Et non seulement des dieux, mais le plus grand des dieux qu’on défigure jusqu’à lui faire dire :

Hélas ! j’aperçois un héros qui m’est cher poursuivi près des remparts :
Et à cette vue mon âme est troublée.

Et ailleurs :

Hélas, voici le moment où Sarpédon, le mortel que je chéris le plus,
[388d] Doit, par la volonté du destin, tomber sous les coups de Patrocle, fils de Ménœtius

Si en effet, mon cher Adimante, les jeunes gens écoutent de pareilles plaintes avec une attention sérieuse, au lieu de s’en moquer comme de faiblesses indignes des dieux, ils ne pourront pas les croire indignes d’eux-mêmes, puisqu’ils sont hommes, ni se reprocher des discours ou des actions semblables ; mais à la moindre disgrâce, ils s’abandonneront sans honte et sans courage aux gémissements et aux larmes.

[388e] Rien n’est plus vrai.

Or, cela ne doit pas être : nous en avons donné une raison qui doit nous persuader, tant que nous n’en trouverons pas une meilleure.

Oui.

Il faut condamner aussi le penchant au rire, car on ne se livre pas à une grande gaîté sans que l’âme éprouve une grande agitation.

Il me semble.

Alors ne souffrons pas qu’on représente devant nous des hommes graves, [389a] encore moins des dieux dominés par le rire.

Non, assurément.

Et, s’il faut t’en croire, nous reprendrons Homère d’avoir dit :

Un rire inextinguible éclata parmi les heureux habitants de l’Olympe,
Quand ils virent Vulcain s’agiter pour les servir (14).

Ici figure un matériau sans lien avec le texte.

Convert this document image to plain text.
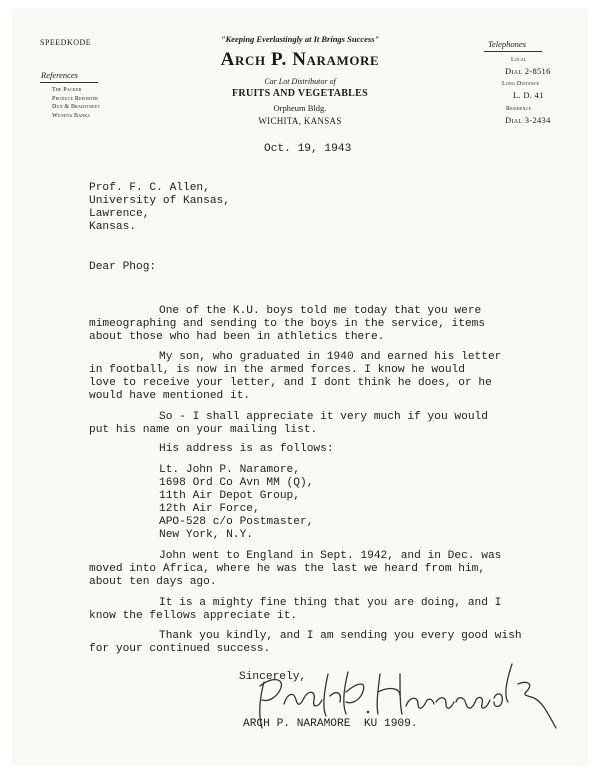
SPEEDKODE
References
The Packer
Produce Reporter
Dun & Bradstreet
Wichita Banks
"Keeping Everlastingly at It Brings Success"
Arch P. Naramore
Car Lot Distributor of
FRUITS AND VEGETABLES
Orpheum Bldg.
WICHITA, KANSAS
Telephones
Local
Dial 2-8516
Long Distance
L. D. 41
Residence
Dial 3-2434
Oct. 19, 1943
Prof. F. C. Allen,
University of Kansas,
Lawrence,
Kansas.
Dear Phog:
One of the K.U. boys told me today that you were
mimeographing and sending to the boys in the service, items
about those who had been in athletics there.
My son, who graduated in 1940 and earned his letter
in football, is now in the armed forces. I know he would
love to receive your letter, and I dont think he does, or he
would have mentioned it.
So - I shall appreciate it very much if you would
put his name on your mailing list.
His address is as follows:
Lt. John P. Naramore,
1698 Ord Co Avn MM (Q),
11th Air Depot Group,
12th Air Force,
APO-528 c/o Postmaster,
New York, N.Y.
John went to England in Sept. 1942, and in Dec. was
moved into Africa, where he was the last we heard from him,
about ten days ago.
It is a mighty fine thing that you are doing, and I
know the fellows appreciate it.
Thank you kindly, and I am sending you every good wish
for your continued success.
Sincerely,
ARCH P. NARAMORE  KU 1909.
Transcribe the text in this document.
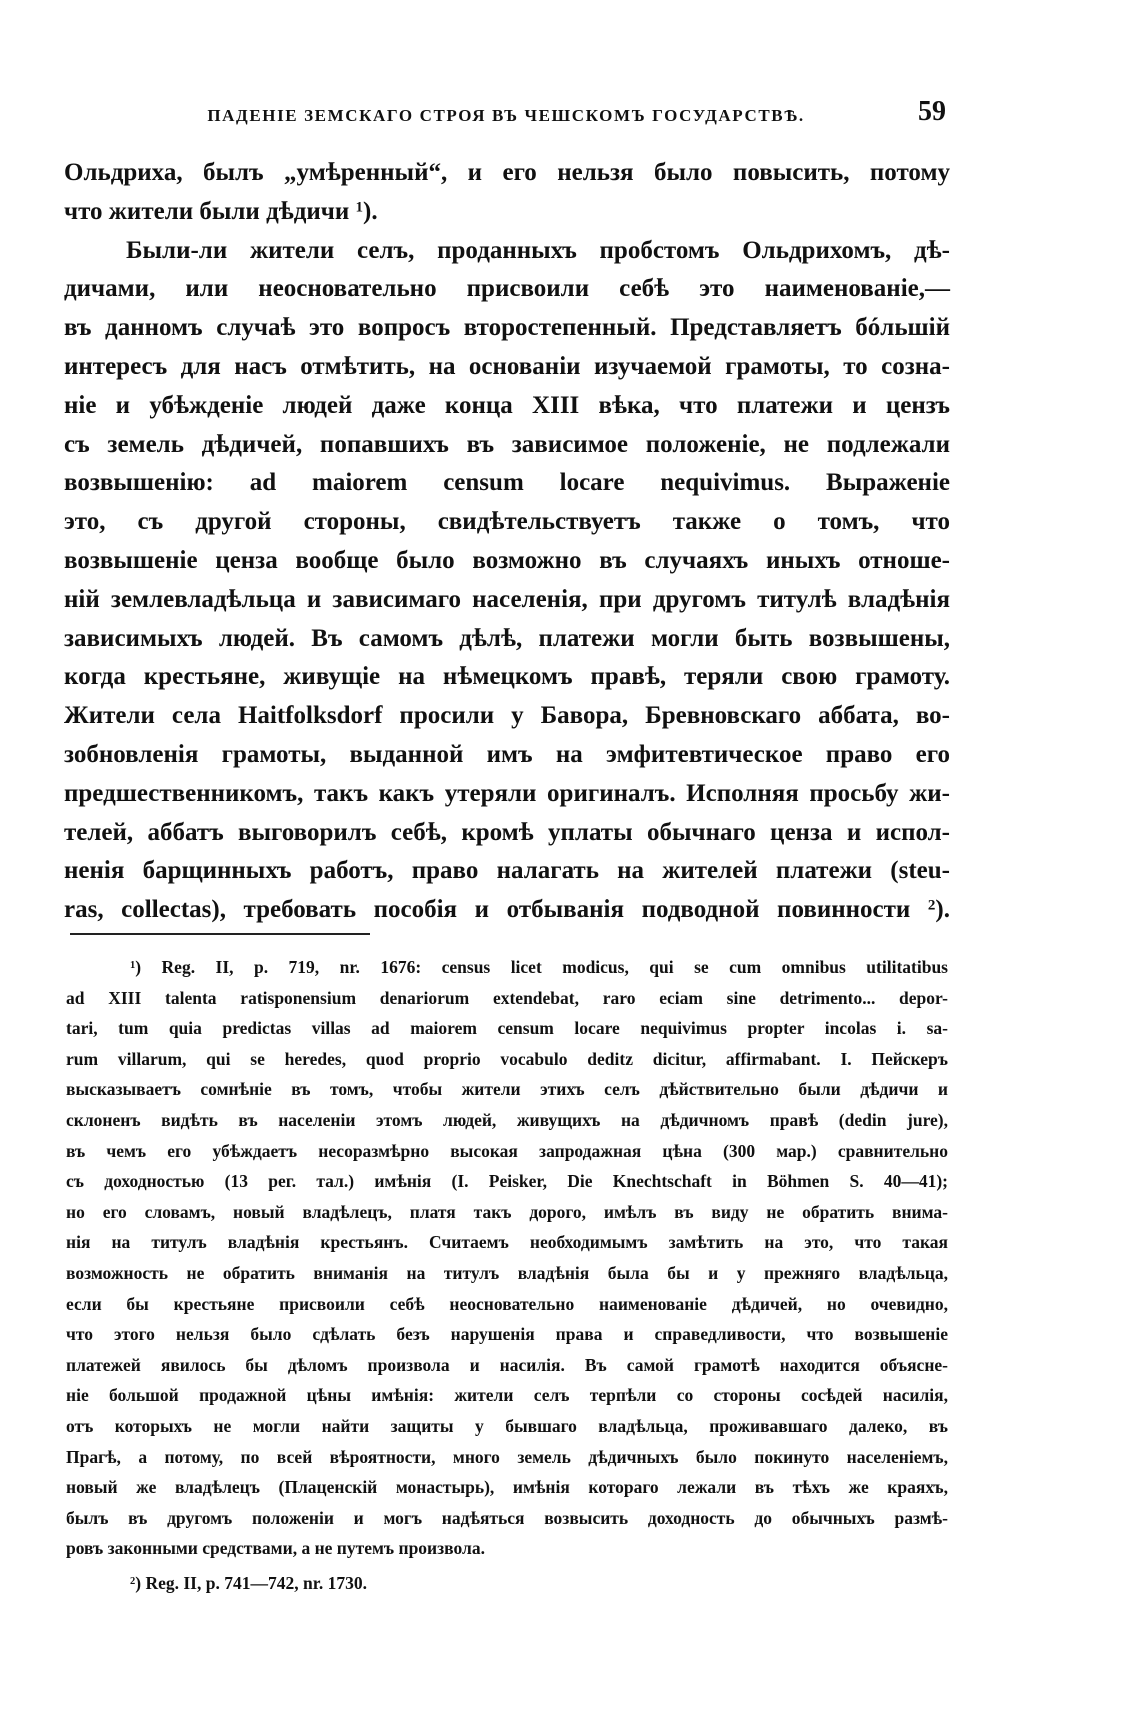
ПАДЕНІЕ ЗЕМСКАГО СТРОЯ ВЪ ЧЕШСКОМЪ ГОСУДАРСТВѢ.	59
Ольдриха, былъ „умѣренный“, и его нельзя было повысить, потому
что жители были дѣдичи $^1$).
Были-ли жители селъ, проданныхъ пробстомъ Ольдрихомъ, дѣ-
дичами, или неосновательно присвоили себѣ это наименованіе,—
въ данномъ случаѣ это вопросъ второстепенный. Представляетъ бóльшій
интересъ для насъ отмѣтить, на основаніи изучаемой грамоты, то сознa-
ніе и убѣжденіе людей даже конца XIII вѣка, что платежи и цензъ
съ земель дѣдичей, попавшихъ въ зависимое положеніе, не подлежали
возвышенію: ad maiorem censum locare nequivimus. Выраженіе
это, съ другой стороны, свидѣтельствуетъ также о томъ, что
возвышеніе ценза вообще было возможно въ случаяхъ иныхъ отноше-
ній землевладѣльца и зависимаго населенія, при другомъ титулѣ владѣнія
зависимыхъ людей. Въ самомъ дѣлѣ, платежи могли быть возвышены,
когда крестьяне, живущіе на нѣмецкомъ правѣ, теряли свою грамоту.
Жители села Haitfolksdorf просили у Бавора, Бревновскаго аббата, во-
зобновленія грамоты, выданной имъ на эмфитевтическое право его
предшественникомъ, такъ какъ утеряли оригиналъ. Исполняя просьбу жи-
телей, аббатъ выговорилъ себѣ, кромѣ уплаты обычнаго ценза и испол-
ненія барщинныхъ работъ, право налагать на жителей платежи (steu-
ras, collectas), требовать пособія и отбыванія подводной повинности $^2$).
$^1$) Reg. II, p. 719, nr. 1676: census licet modicus, qui se cum omnibus utilitatibus
ad XIII talenta ratisponensium denariorum extendebat, raro eciam sine detrimento... depor-
tari, tum quia predictas villas ad maiorem censum locare nequivimus propter incolas i. sa-
rum villarum, qui se heredes, quod proprio vocabulo deditz dicitur, affirmabant. I. Пейскеръ
высказываетъ сомнѣніе въ томъ, чтобы жители этихъ селъ дѣйствительно были дѣдичи и
склоненъ видѣть въ населеніи этомъ людей, живущихъ на дѣдичномъ правѣ (dedin jure),
въ чемъ его убѣждаетъ несоразмѣрно высокая запродажная цѣна (300 мар.) сравнительно
съ доходностью (13 рег. тал.) имѣнія (I. Peisker, Die Knechtschaft in Böhmen S. 40—41);
но его словамъ, новый владѣлецъ, платя такъ дорого, имѣлъ въ виду не обратить внима-
нія на титулъ владѣнія крестьянъ. Считаемъ необходимымъ замѣтить на это, что такая
возможность не обратить вниманія на титулъ владѣнія была бы и у прежняго владѣльца,
если бы крестьяне присвоили себѣ неосновательно наименованіе дѣдичей, но очевидно,
что этого нельзя было сдѣлать безъ нарушенія права и справедливости, что возвышеніе
платежей явилось бы дѣломъ произвола и насилія. Въ самой грамотѣ находится объясне-
ніе большой продажной цѣны имѣнія: жители селъ терпѣли со стороны сосѣдей насилія,
отъ которыхъ не могли найти защиты у бывшаго владѣльца, проживавшаго далеко, въ
Прагѣ, а потому, по всей вѣроятности, много земель дѣдичныхъ было покинуто населеніемъ,
новый же владѣлецъ (Плаценскій монастырь), имѣнія котораго лежали въ тѣхъ же краяхъ,
былъ въ другомъ положеніи и могъ надѣяться возвысить доходность до обычныхъ размѣ-
ровъ законными средствами, а не путемъ произвола.
$^2$) Reg. II, p. 741—742, nr. 1730.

[389b] Oui, vraiment, si tu veux m’en croire.

Cependant la vérité a des droits dont il faut tenir compte. Si nous avons eu raison de dire que le mensonge inutile aux dieux est quelquefois pour les hommes un remède utile, il est évident que c’est aux médecins à l’employer, et non pas à tout le monde indifféremment.

Cela est évident.

C’est donc aux magistrats qu’il appartient exclusivement de mentir pour tromper l’ennemi ou les citoyens, quand l’intérêt de l’État l’exige. Le mensonge ne doit jamais être permis à d’autres, [389c] et nous dirons que le citoyen qui trompe les magistrats est plus coupable que le malade qui trompe son médecin, que l’élève qui cache au maître qui le forme les dispositions de son corps, que le matelot qui n’informe pas le pilote de ce 130 qu’il fait lui ou son camarade à l’égard du vaisseau et de l’équipage

Abordant plus loin la question des rythmes et des harmonies à recommander, Socrate interdit logiquement les harmonies propres aux thrènes (thrēnṓdeis harmoníai) (398e1 et 411a8).

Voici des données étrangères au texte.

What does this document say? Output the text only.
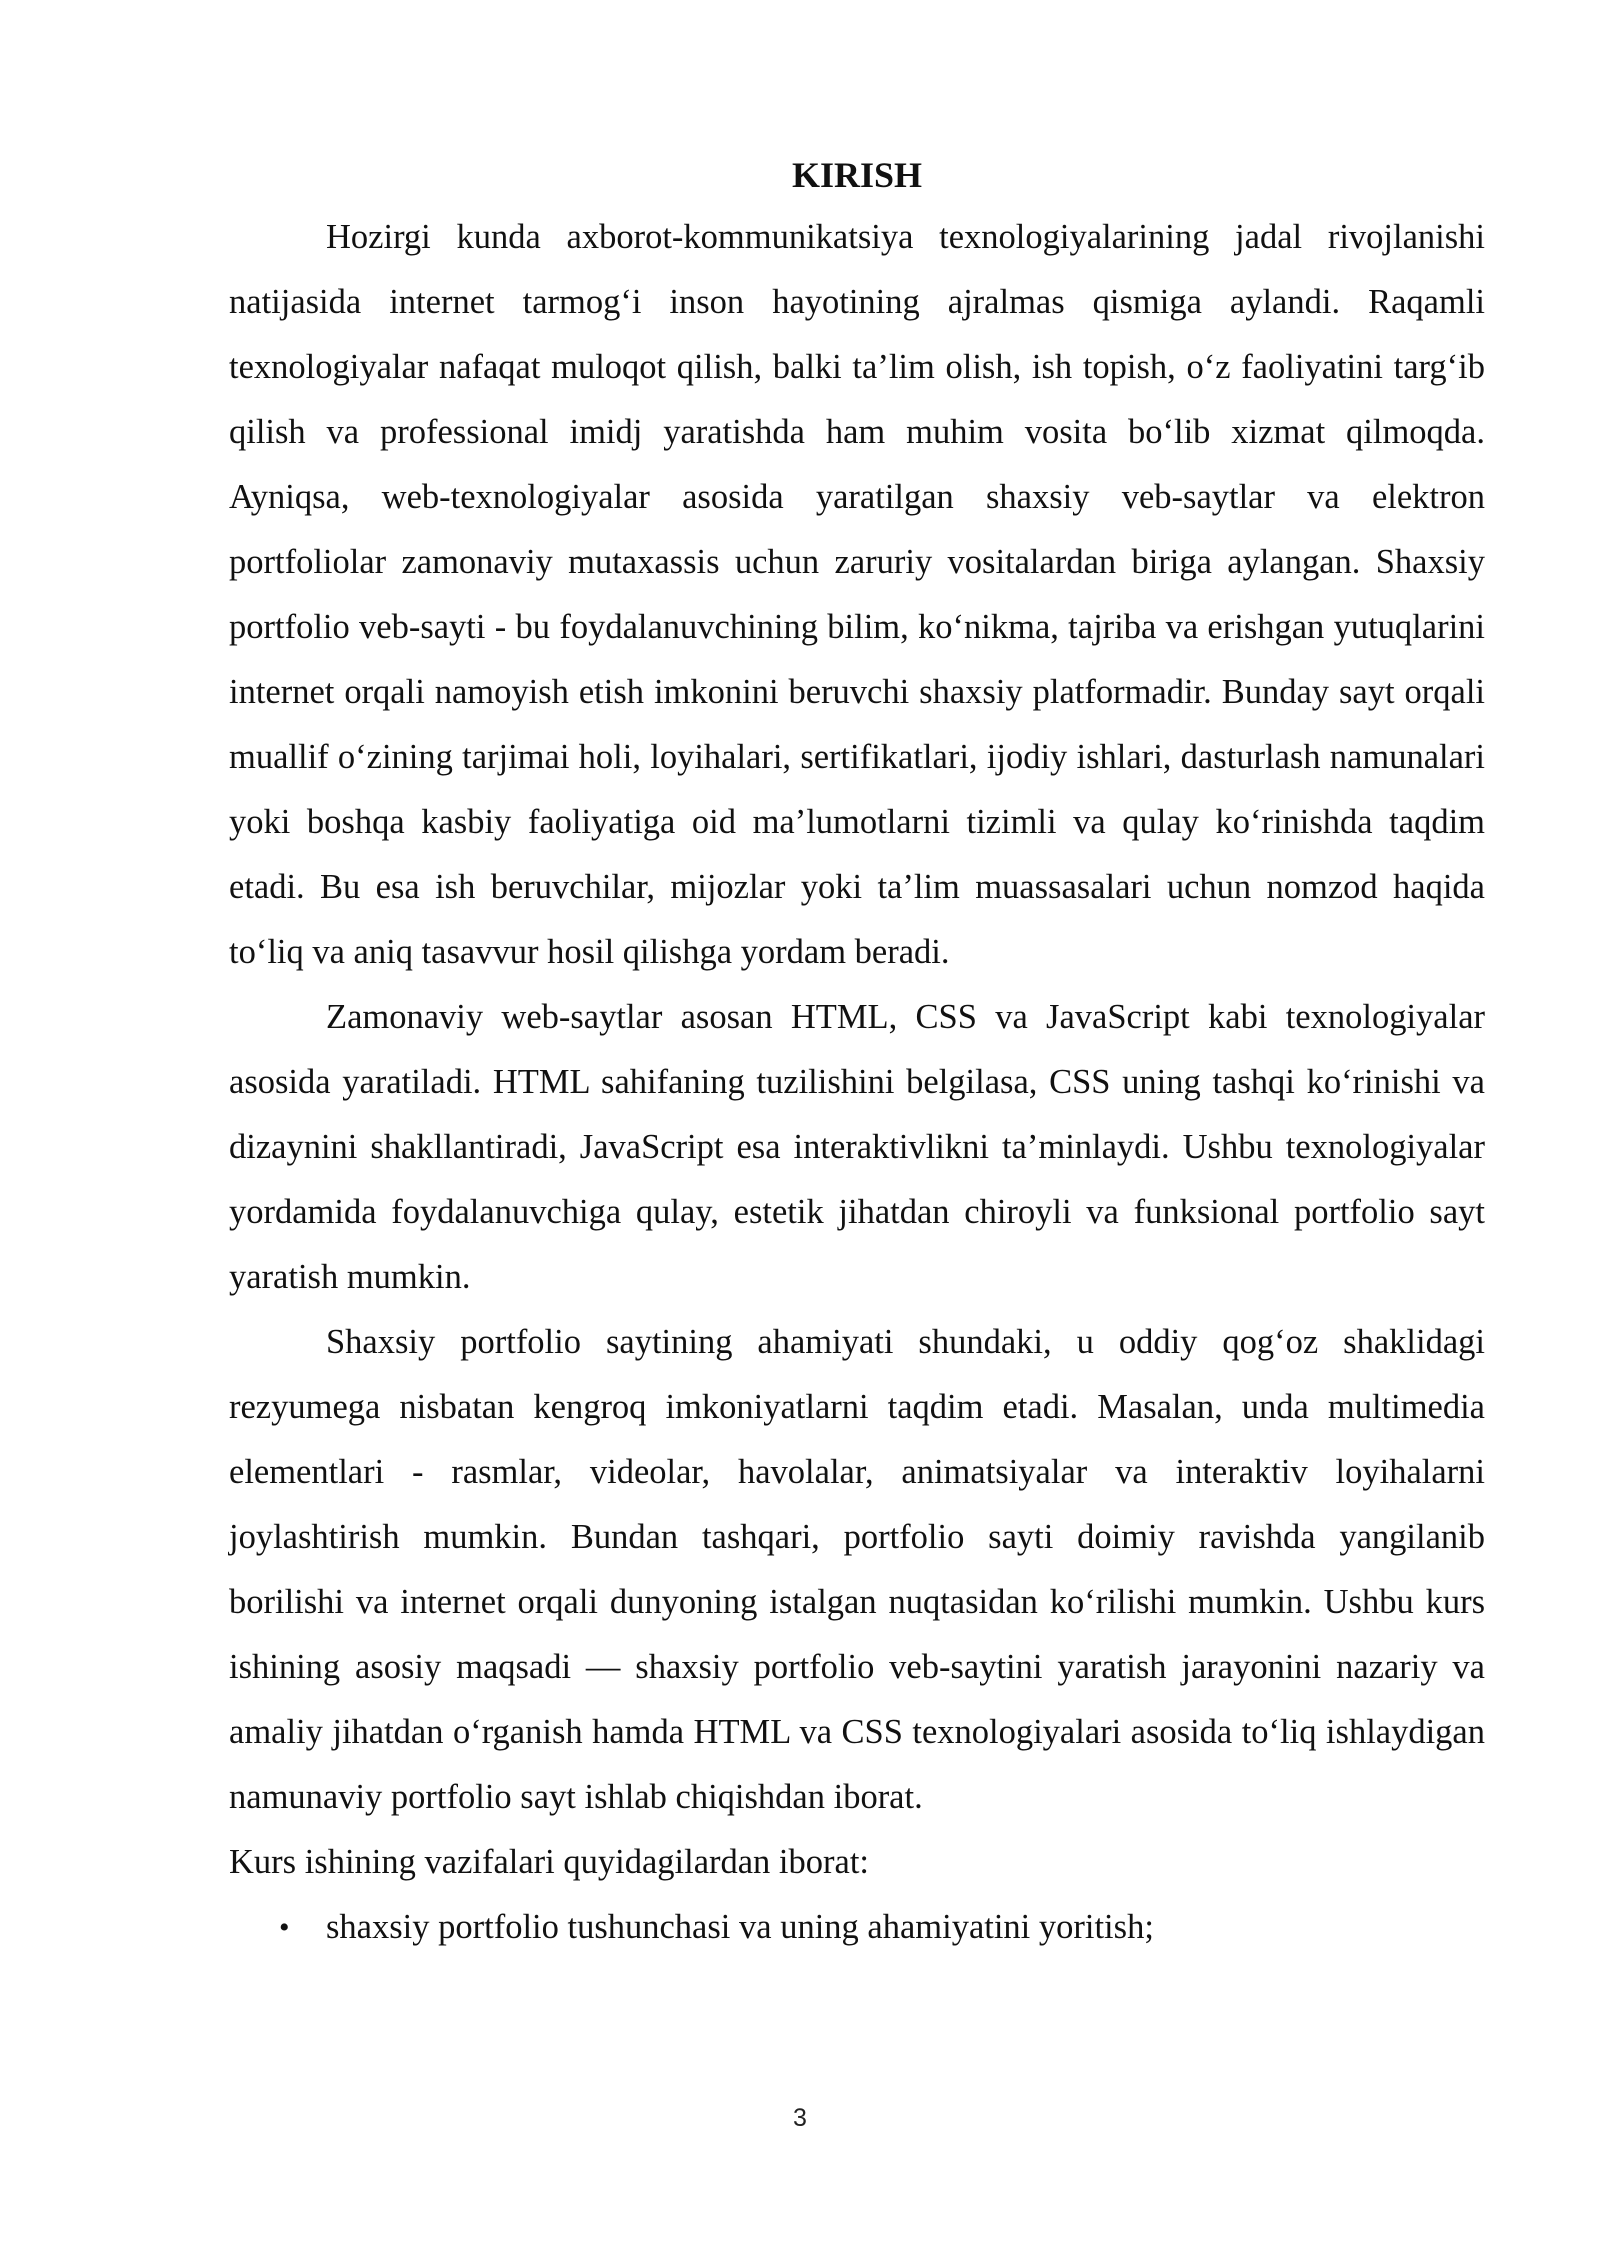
KIRISH

Hozirgi kunda axborot-kommunikatsiya texnologiyalarining jadal rivojlanishi natijasida internet tarmog‘i inson hayotining ajralmas qismiga aylandi. Raqamli texnologiyalar nafaqat muloqot qilish, balki ta’lim olish, ish topish, o‘z faoliyatini targ‘ib qilish va professional imidj yaratishda ham muhim vosita bo‘lib xizmat qilmoqda. Ayniqsa, web-texnologiyalar asosida yaratilgan shaxsiy veb-saytlar va elektron portfoliolar zamonaviy mutaxassis uchun zaruriy vositalardan biriga aylangan. Shaxsiy portfolio veb-sayti - bu foydalanuvchining bilim, ko‘nikma, tajriba va erishgan yutuqlarini internet orqali namoyish etish imkonini beruvchi shaxsiy platformadir. Bunday sayt orqali muallif o‘zining tarjimai holi, loyihalari, sertifikatlari, ijodiy ishlari, dasturlash namunalari yoki boshqa kasbiy faoliyatiga oid ma’lumotlarni tizimli va qulay ko‘rinishda taqdim etadi. Bu esa ish beruvchilar, mijozlar yoki ta’lim muassasalari uchun nomzod haqida to‘liq va aniq tasavvur hosil qilishga yordam beradi.

Zamonaviy web-saytlar asosan HTML, CSS va JavaScript kabi texnologiyalar asosida yaratiladi. HTML sahifaning tuzilishini belgilasa, CSS uning tashqi ko‘rinishi va dizaynini shakllantiradi, JavaScript esa interaktivlikni ta’minlaydi. Ushbu texnologiyalar yordamida foydalanuvchiga qulay, estetik jihatdan chiroyli va funksional portfolio sayt yaratish mumkin.

Shaxsiy portfolio saytining ahamiyati shundaki, u oddiy qog‘oz shaklidagi rezyumega nisbatan kengroq imkoniyatlarni taqdim etadi. Masalan, unda multimedia elementlari - rasmlar, videolar, havolalar, animatsiyalar va interaktiv loyihalarni joylashtirish mumkin. Bundan tashqari, portfolio sayti doimiy ravishda yangilanib borilishi va internet orqali dunyoning istalgan nuqtasidan ko‘rilishi mumkin. Ushbu kurs ishining asosiy maqsadi — shaxsiy portfolio veb-saytini yaratish jarayonini nazariy va amaliy jihatdan o‘rganish hamda HTML va CSS texnologiyalari asosida to‘liq ishlaydigan namunaviy portfolio sayt ishlab chiqishdan iborat.

Kurs ishining vazifalari quyidagilardan iborat:

• shaxsiy portfolio tushunchasi va uning ahamiyatini yoritish;
3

Dans cette première partie de la République, l’immortalité de l’âme n’a pas encore été démontrée et les raisons d’interdire le thrène sont d’abord morales et éducatives : l’éducation des gardiens ne saurait renforcer leur courage si elle favorise les représentations terrifiantes de la mort. La pratique du thrène est ainsi incompatible avec l’éducation que Socrate veut promouvoir.